Link to "www.google.co.uk"

A 135 Princess with thick pillar, Austin badging and VdP spats (That's a 1957 Staffordshire plate)
http://www.bestautophoto.com/images/car-austin-a135-princess-01.jpg

The probable answer, as I know from Bentleys with coachbuilt bodies, is that there was continuous variation of build parameters according to what the customer wanted and what there was in the stores when the pick list hit it.


-- Last edit: 2014-05-27 12:29:20

dsl SX

2014-05-28 15:35

I'm making sense of these at last - in my own mind at least. A135 Mk1-4 each came with "Saloon" and "Touring Limousine" versions, but both versions shared same body and wheelbase (which I think stayed constant during Mk1-4 evolution) - the only differences were probably the Touring Limousine having a division, and the model codes changed:
Mk1 - Oct 47 Saloon DS2, Sept 48 Touring Limousine DM2
Mk2 - Oct 50 DS3, DM3
Mk3 - Sept 53 DS5, DM5
Mk4 - Oct 56 DS7, DM7 (which continued past Aug 57 name change from Austin to Princes as make until stopping in May 59 and March 59 respectively - see /vehicle_112918-Princess-IV-DS7-1957.html )

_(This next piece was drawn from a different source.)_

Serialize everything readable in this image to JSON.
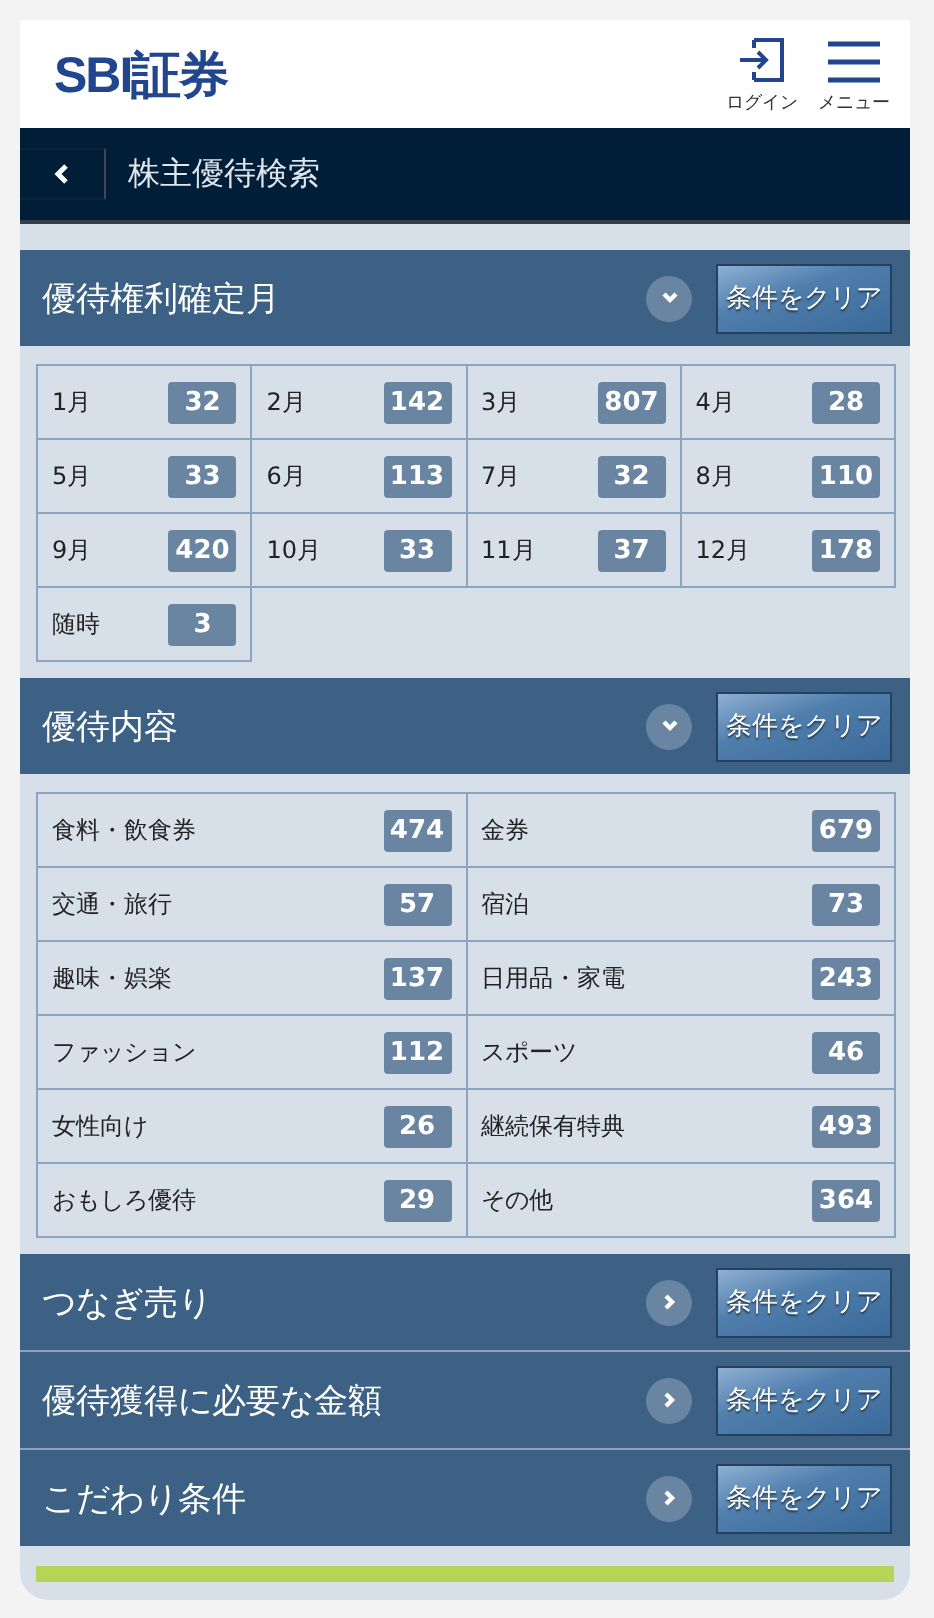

DS1 was the Oct 47 A125 Sheerline saloon, which was augmented by the DM1 lwb limousine in Sept 49. Vanden Plas were given the task of updating the A125 lwb DM1 and in Oct 52 introduced the DM4 Limousine outside the Mk1-4 sequence (but during the Mk2 period). I'm not sure if this was identified as Austin A135 Princess Limousine or just Austin Princess Limousine, but is what we call Austin Princess 4-litre Limousine and went onto to become Princess 4-litre Limousine and then Vanden Plas Princess 4-litre Limousine. I can't find confirmation or reference for when the pillar behind rear door stopped being thick and body colour (as here) and was replaced by thin with shiny trim (eg here) but 1957 make change to just Princess seems a reasonable point to choose.

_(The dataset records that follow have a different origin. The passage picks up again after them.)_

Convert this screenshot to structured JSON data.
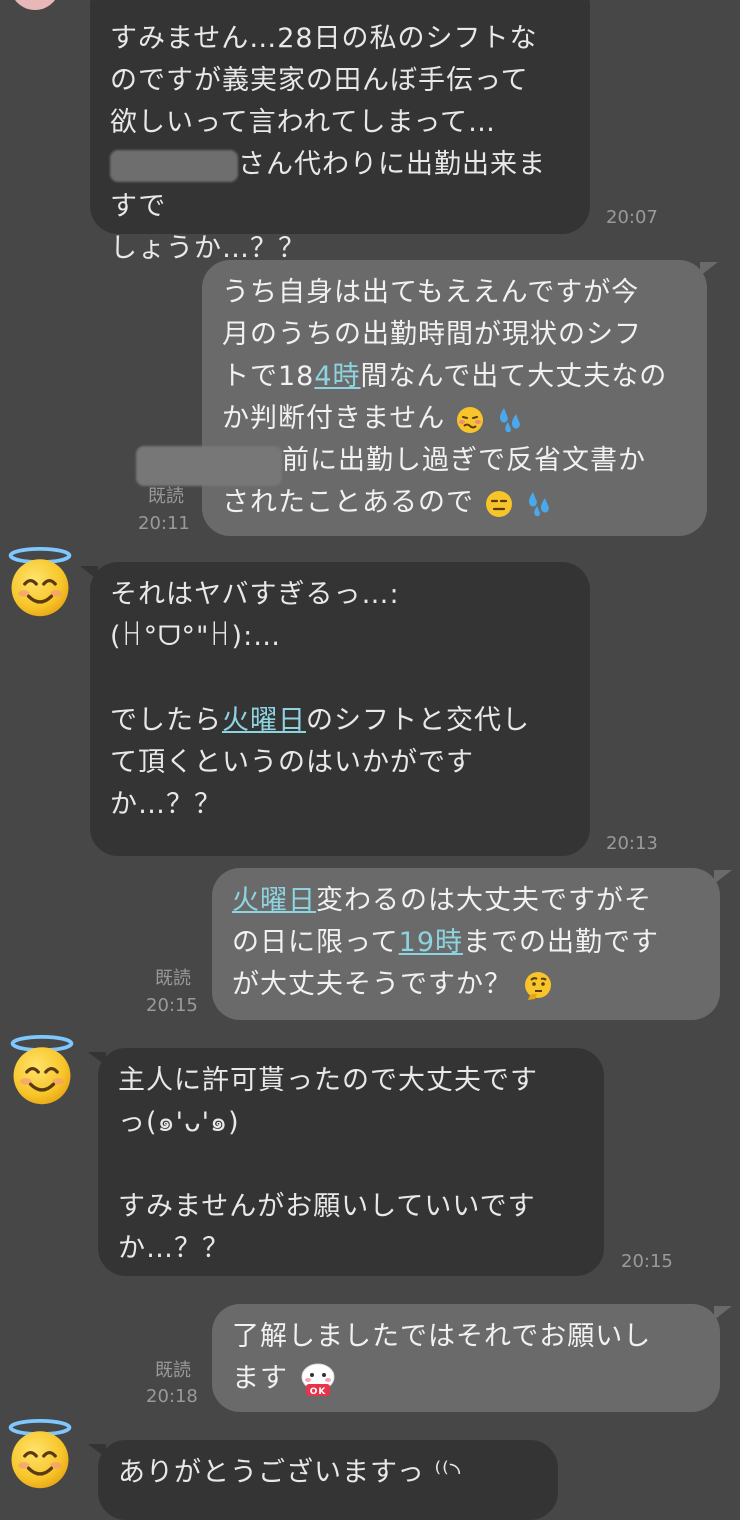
{
  "messages": [
    {
      "lines": [
        "すみません…28日の私のシフトな",
        "のですが義実家の田んぼ手伝って",
        "欲しいって言われてしまって…",
        "さん代わりに出勤出来ますで",
        "しょうか…？？"
      ],
      "time": "20:07"
    },
    {
      "lines": [
        "うち自身は出てもええんですが今",
        "月のうちの出勤時間が現状のシフ",
        "トで18",
        "4時",
        "間なんで出て大丈夫なの",
        "か判断付きません",
        "前に出勤し過ぎで反省文書か",
        "されたことあるので"
      ],
      "read": "既読",
      "time": "20:11"
    },
    {
      "lines": [
        "それはヤバすぎるっ…:(ꀿ°ᗜ°\"ꀿ):…",
        "",
        "でしたら",
        "火曜日",
        "のシフトと交代し",
        "て頂くというのはいかがです",
        "か…？？"
      ],
      "time": "20:13"
    },
    {
      "lines": [
        "火曜日",
        "変わるのは大丈夫ですがそ",
        "の日に限って",
        "19時",
        "までの出勤です",
        "が大丈夫そうですか？"
      ],
      "read": "既読",
      "time": "20:15"
    },
    {
      "lines": [
        "主人に許可貰ったので大丈夫です",
        "っ(๑'ᴗ'๑)",
        "",
        "すみませんがお願いしていいです",
        "か…？？"
      ],
      "time": "20:15"
    },
    {
      "lines": [
        "了解しましたではそれでお願いし",
        "ます"
      ],
      "read": "既読",
      "time": "20:18"
    },
    {
      "lines": [
        "ありがとうございますっ ⁽⁽◝"
      ]
    }
  ],
  "icons": {
    "avatar": "smiling-face-with-halo-icon",
    "woozy": "woozy-face-icon",
    "sweat": "sweat-droplets-icon",
    "neutral": "expressionless-face-icon",
    "thinking": "thinking-face-icon",
    "ok_sticker": "ok-sticker-icon"
  },
  "colors": {
    "background": "#474747",
    "incoming_bubble": "#343434",
    "outgoing_bubble": "#6a6a6a",
    "link": "#8ed3e0",
    "meta_text": "#9a9a9a"
  }
}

There is however another version in the mix - the DS6 lwb Saloon introduced in Sept 53 alongside the Mk3 DS5/DM5 launch and as far as I can tell was just a longer A135 DS5 with the same short rear side window behind doors which were bigger - eg Link to "classiccarcatalogue.com" (lower left), http://cbrinn.fsnet.co.uk/modelc.html . There was never a DM6 Touring Limousine equivalent, presumably to avoid conflict with DM4. The confusing thing about the DS6, which is not well referenced anywhere, is that Glass's claim it stayed in production alongside the DM4 through all the changes until 1967; as they quote annual chassis numbers for each of DM4 and DS6 (but within a shared sequence) this seems unlikely to be a mistake. DS6 and DM4 both had same wheelbase and length according to Glass's, so the difference seems to be the rear side window size and maybe rear door length. But none of our VdPs seem to have a short rear side window DS6. So what's going on with this DS6 version? Did it really exist as more than a paper exercise after 1957??

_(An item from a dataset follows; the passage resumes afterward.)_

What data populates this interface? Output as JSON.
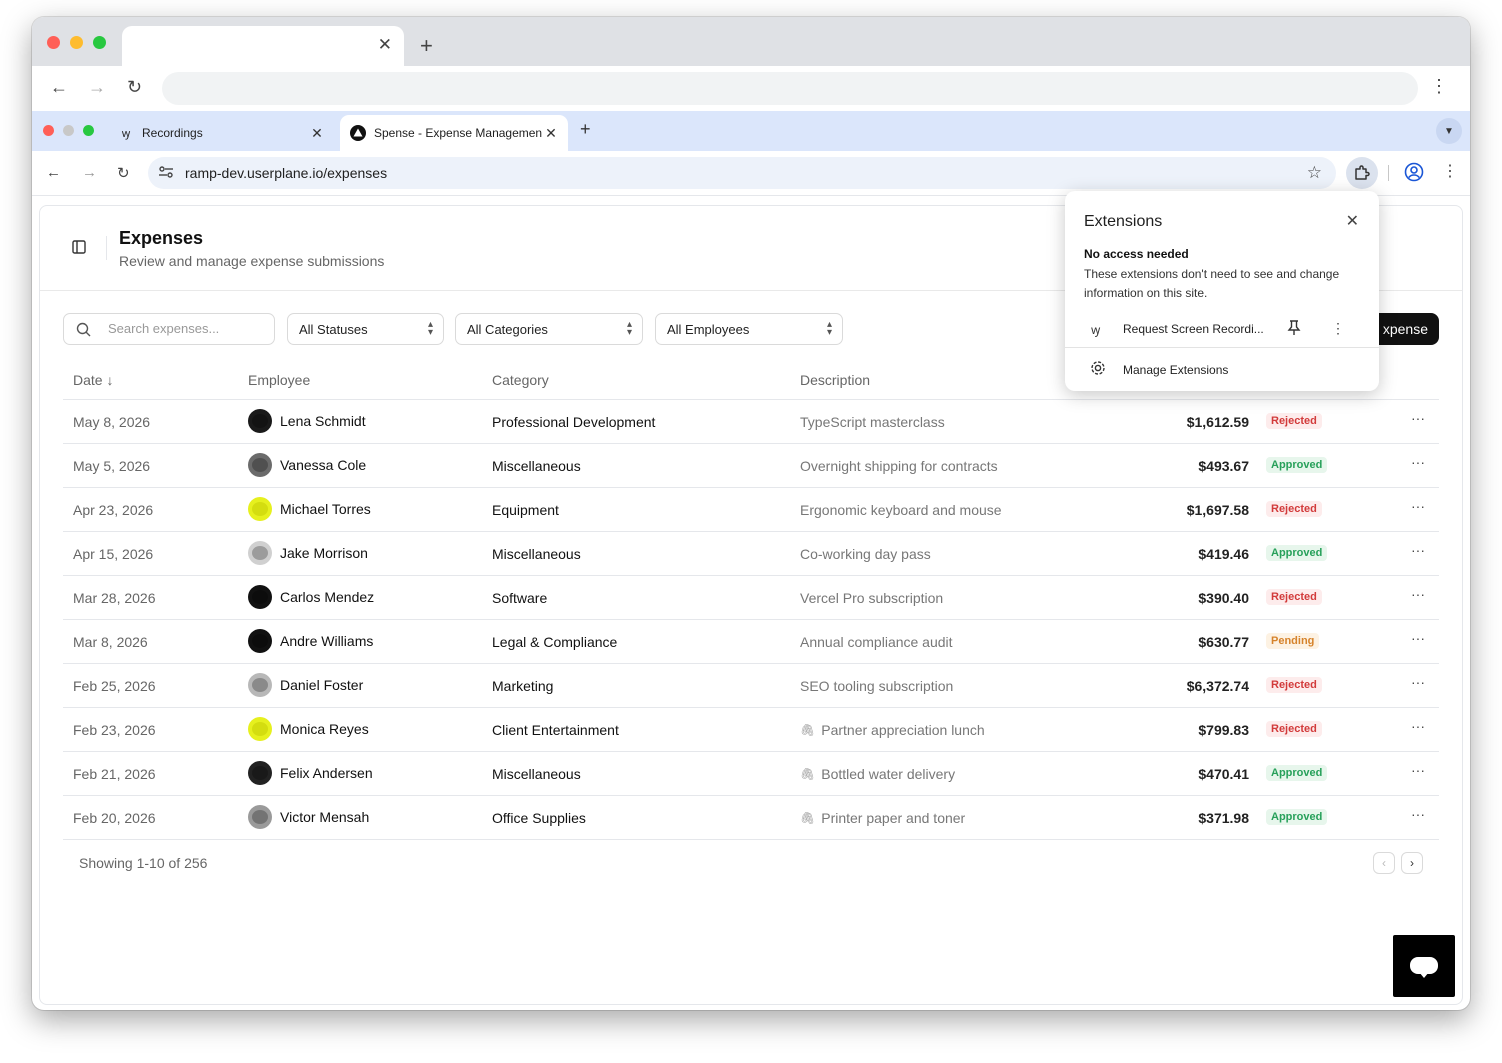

Update - have been through all Austin Princess and just Princess 4-Litres and inserted DM4 code. Did find one DS6 Princess (as make) A135 LWB with UYW 818 plate and 2 sightings. All VdPs checked - no VdP A135 LWBs found - everything seems to be DM4, although haven't entered code.

-- Last edit: 2014-05-29 02:22:57

dsl SX

2020-04-21 20:23

Update #2 - this is the Sept 53+ slight facelift which had slight grille change - pointed and higher top, chrome outline inside the aperture (but still body colour surround) and doubled rear lights.

dsl SX

2021-04-24 17:31

DS6 info here - 88 cars made with various different body styles, including "a six-light saloon (externally identical to the DM4 Limousine). Both vehicles were identical mechanically to the DM4. The DS6 had a front split bench-type seat normally without an interior division ... " (46 made), so impossible to split from normal DM4 unless there's a clear interior view.